Sementara Ketua Badan Pekerja ACC Sulawesi menjelaskan:

Trading In Influence (Perdagangan Pengaruh)

  • Proses permohonan penerbitan izin WIUP yang di ajukan oleh kedua perusahaan yakni PT Banteng Laut Indonesia dan PT Nugraha Indonesia Timur kepada Dinas PMPTSP propinsi Sulsel dan di hari yang sama pula oleh Dinas DPMPTSP Propinsi Sulsel, menindaklanjuti  surat permohonan kedua Perusahaan  tersebut kepada dinas Kelautan dan Perikanan Sulawesi Selatan dengan surat Nomor: 01/BLI/05/2019, Perihal: Permohonan persetujuan penetapan wilayah usaha pertambangan (WIUP) tanggal 29 Mei 2019. Sangat cepat penerbitannya.
  • Cepatnya proses permohonan dari dinas DPMPTSP Sulsel ke Dinas Perikanan kelautan Sulawesi Selatan jelas menimbulkan kejanggalan pada konteks hukum administrasi pemerintahan.  Oleh karena Surat permohonan kedua perusahaan tersebut merupakan persyaratan demi untuk mendapatkan izin usaha pertambangan (IUP) di wilayah Spermonde untuk kebutuhan proyek makassar New Port, seharusnya tetap di proses dengan memegang teguh prinsip-prinsip Asas pemerintahan Umum yang  serta prinsip pemerintahan yang bebas KKN, yang salah satunya yakni aspek kehati-hatian pejabat administrasi Pemerintahan.
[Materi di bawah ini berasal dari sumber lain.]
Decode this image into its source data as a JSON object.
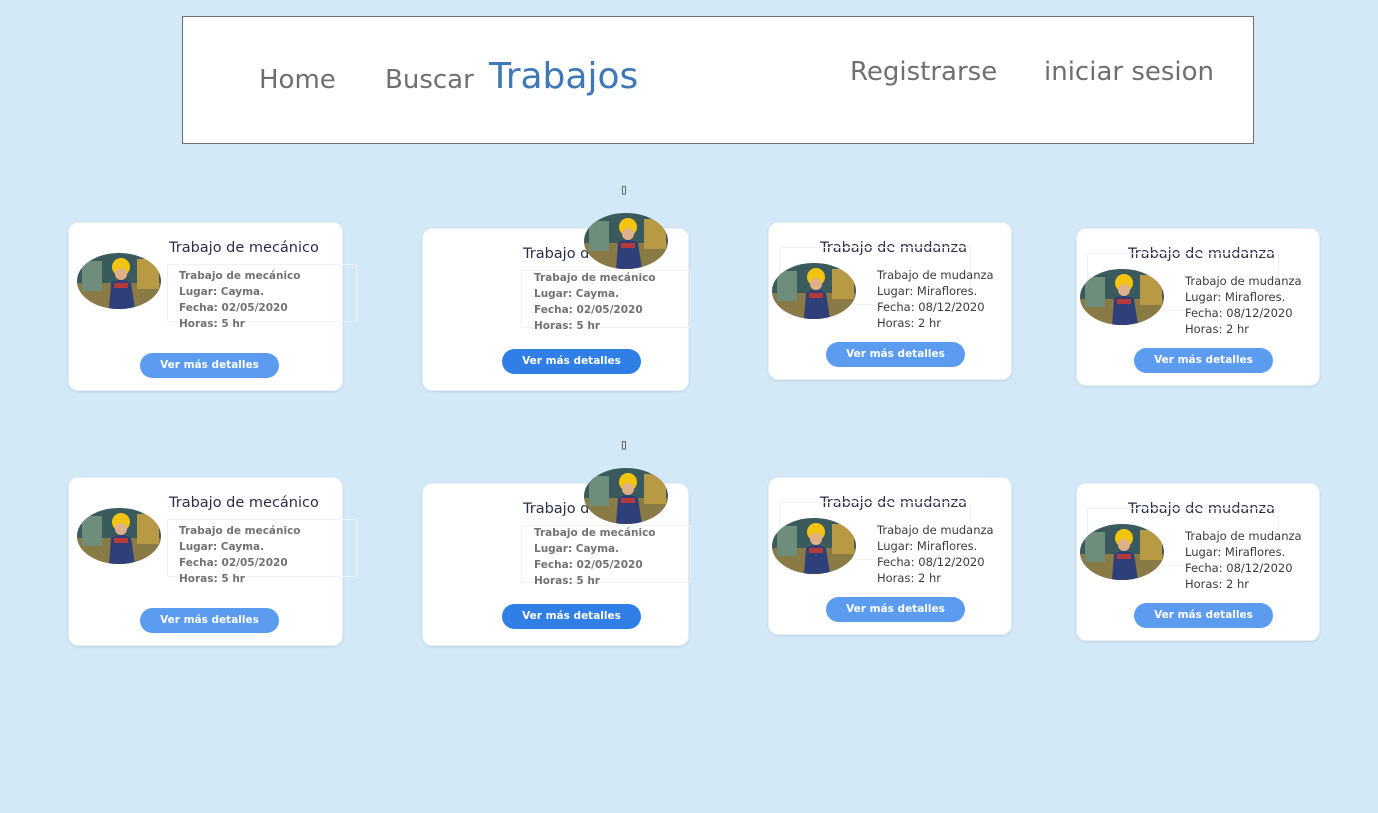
{
  "nav": {
    "home": "Home",
    "buscar": "Buscar",
    "trabajos": "Trabajos",
    "registrarse": "Registrarse",
    "iniciar_sesion": "iniciar sesion"
  },
  "colors": {
    "background": "#d3e9f7",
    "active_link": "#3f78b8",
    "button": "#5b9cf0",
    "button_dark": "#2f7fe6"
  },
  "glyph": "▯",
  "cards": [
    {
      "title": "Trabajo de mecánico",
      "lines": [
        "Trabajo de mecánico",
        "Lugar: Cayma.",
        "Fecha: 02/05/2020",
        "Horas: 5 hr"
      ],
      "button": "Ver más detalles"
    },
    {
      "title": "Trabajo d",
      "lines": [
        "Trabajo de mecánico",
        "Lugar: Cayma.",
        "Fecha: 02/05/2020",
        "Horas: 5 hr"
      ],
      "button": "Ver más detalles"
    },
    {
      "title": "Trabajo de mudanza",
      "lines": [
        "Trabajo de mudanza",
        "Lugar: Miraflores.",
        "Fecha: 08/12/2020",
        "Horas: 2 hr"
      ],
      "button": "Ver más detalles"
    },
    {
      "title": "Trabajo de mudanza",
      "lines": [
        "Trabajo de mudanza",
        "Lugar: Miraflores.",
        "Fecha: 08/12/2020",
        "Horas: 2 hr"
      ],
      "button": "Ver más detalles"
    }
  ]
}
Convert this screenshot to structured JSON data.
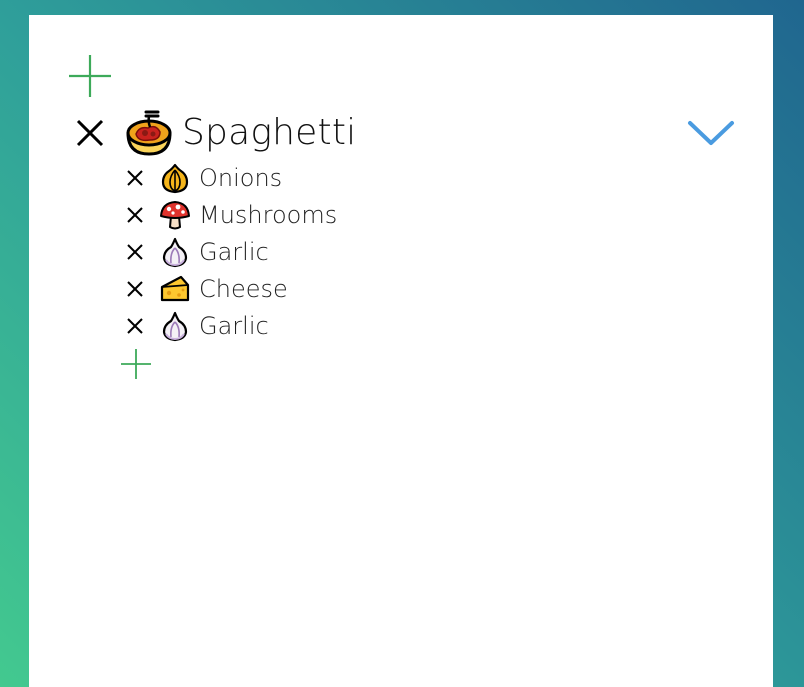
{
  "colors": {
    "accent_green": "#3daa5a",
    "accent_blue": "#4a9be0",
    "text": "#111111"
  },
  "toolbar": {
    "add_recipe_icon": "plus-icon"
  },
  "recipe": {
    "name": "Spaghetti",
    "icon": "spaghetti-icon",
    "remove_icon": "close-icon",
    "expand_icon": "chevron-down-icon"
  },
  "ingredients": [
    {
      "name": "Onions",
      "icon": "onion-icon"
    },
    {
      "name": "Mushrooms",
      "icon": "mushroom-icon"
    },
    {
      "name": "Garlic",
      "icon": "garlic-icon"
    },
    {
      "name": "Cheese",
      "icon": "cheese-icon"
    },
    {
      "name": "Garlic",
      "icon": "garlic-icon"
    }
  ],
  "add_ingredient_icon": "plus-icon"
}
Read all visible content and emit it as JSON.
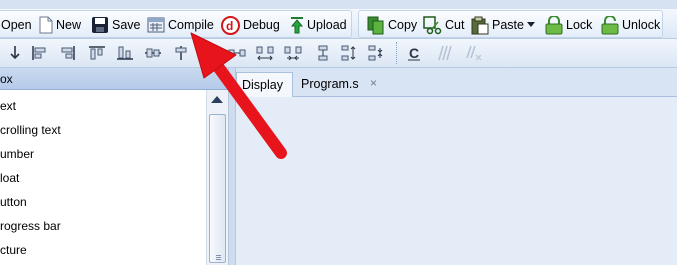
{
  "toolbar": {
    "open_label": "Open",
    "new_label": "New",
    "save_label": "Save",
    "compile_label": "Compile",
    "debug_label": "Debug",
    "upload_label": "Upload",
    "copy_label": "Copy",
    "cut_label": "Cut",
    "paste_label": "Paste",
    "lock_label": "Lock",
    "unlock_label": "Unlock"
  },
  "toolbox": {
    "header": "ox",
    "items": [
      {
        "label": "ext"
      },
      {
        "label": "crolling text"
      },
      {
        "label": "umber"
      },
      {
        "label": "loat"
      },
      {
        "label": "utton"
      },
      {
        "label": "rogress bar"
      },
      {
        "label": "cture"
      }
    ]
  },
  "tabs": [
    {
      "label": "Display",
      "active": true
    },
    {
      "label": "Program.s",
      "active": false
    }
  ],
  "tab_close_glyph": "×",
  "colors": {
    "annotation_arrow": "#e8141c",
    "toolbar_bg": "#dde8f6",
    "workspace_bg": "#e4ecf7"
  }
}
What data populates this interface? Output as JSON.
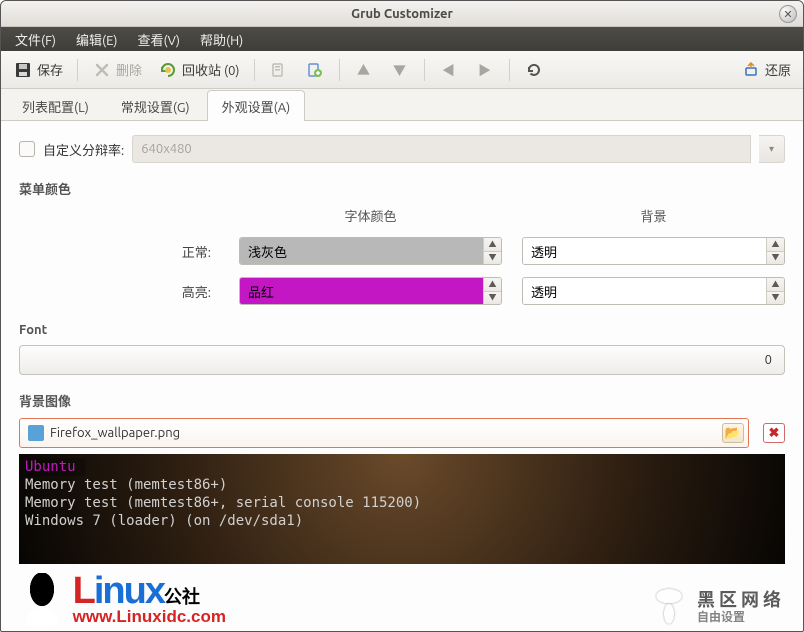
{
  "title": "Grub Customizer",
  "menubar": [
    "文件(F)",
    "编辑(E)",
    "查看(V)",
    "帮助(H)"
  ],
  "toolbar": {
    "save": "保存",
    "delete": "删除",
    "recyclebin": "回收站 (0)",
    "restore": "还原"
  },
  "tabs": [
    "列表配置(L)",
    "常规设置(G)",
    "外观设置(A)"
  ],
  "resolution": {
    "checkbox_label": "自定义分辩率:",
    "value": "640x480"
  },
  "menu_colors": {
    "section": "菜单颜色",
    "col_font": "字体颜色",
    "col_bg": "背景",
    "row_normal": "正常:",
    "row_highlight": "高亮:",
    "normal_font": {
      "label": "浅灰色",
      "bg": "#b8b8b8",
      "fg": "#000"
    },
    "normal_bg": {
      "label": "透明",
      "bg": "#ffffff",
      "fg": "#000"
    },
    "hl_font": {
      "label": "品红",
      "bg": "#c317c3",
      "fg": "#000"
    },
    "hl_bg": {
      "label": "透明",
      "bg": "#ffffff",
      "fg": "#000"
    }
  },
  "font": {
    "section": "Font",
    "size": "0"
  },
  "bg_image": {
    "section": "背景图像",
    "filename": "Firefox_wallpaper.png"
  },
  "preview_lines": {
    "highlight": "Ubuntu",
    "l2": "Memory test (memtest86+)",
    "l3": "Memory test (memtest86+, serial console 115200)",
    "l4": "Windows 7 (loader) (on /dev/sda1)"
  },
  "watermark1": {
    "linux_word": {
      "L": "L",
      "i": "i",
      "rest": "nux",
      "cn": "公社"
    },
    "url": "www.Linuxidc.com"
  },
  "watermark2": {
    "line1": "黑区网络",
    "line2": "自由设置"
  }
}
Mana mungkin suatu permohonan izin yang melibatkan banyak pihak,  aspek prosedural, Aspek Substansi dan bahkan ada ancaman kerusakan ekologi, hanya di proses dengan satu hari?

Analisis Mengenai Dampak Lingkungan (AMDAL) di kerjakan hanya dalam waktu sekitar tujuh pekan, Dokumen tersebut diajukan pada 29 Oktober 2019 dan kemudian  pada 16 Desember 2019 oleh Dinas Lingkungan Hidup Provinsi Sulsel menyetujui dokumen tersebut.

  • Proses terbitnya AMDAL yang terkesan sangat cepat dan terburu-buru. ini menegskan bahwa ada privelege perlakuan khusus yang diberikan oleh Nurdin Abdullah kepada Perusahaan tersebut

 Conflict Of Interest (Konflik kepentingan) dibalik Proyek MNP

Bahwa dibalik keluarnya Wilayah Izin Usaha Pertambangan (WIUP) hingga Izin Usaha Pertambangan (IUP) Operasi Produksi yang diberikan oleh Pemprov Sulsel kepada PT. Banteng Laut Indonesia dan  PT. Nugraha Indonesia Timur terdapat konflik Kepentingan hal mana perusahaan tersebut direktur dan komisarisnya memiliki hubungan yang sangat erat dengan Gubernur Sulawesi Selatan, karena semua pihak yang disebut di atas merupakan kolega dekat Gubernur Sulawesi  Selatan.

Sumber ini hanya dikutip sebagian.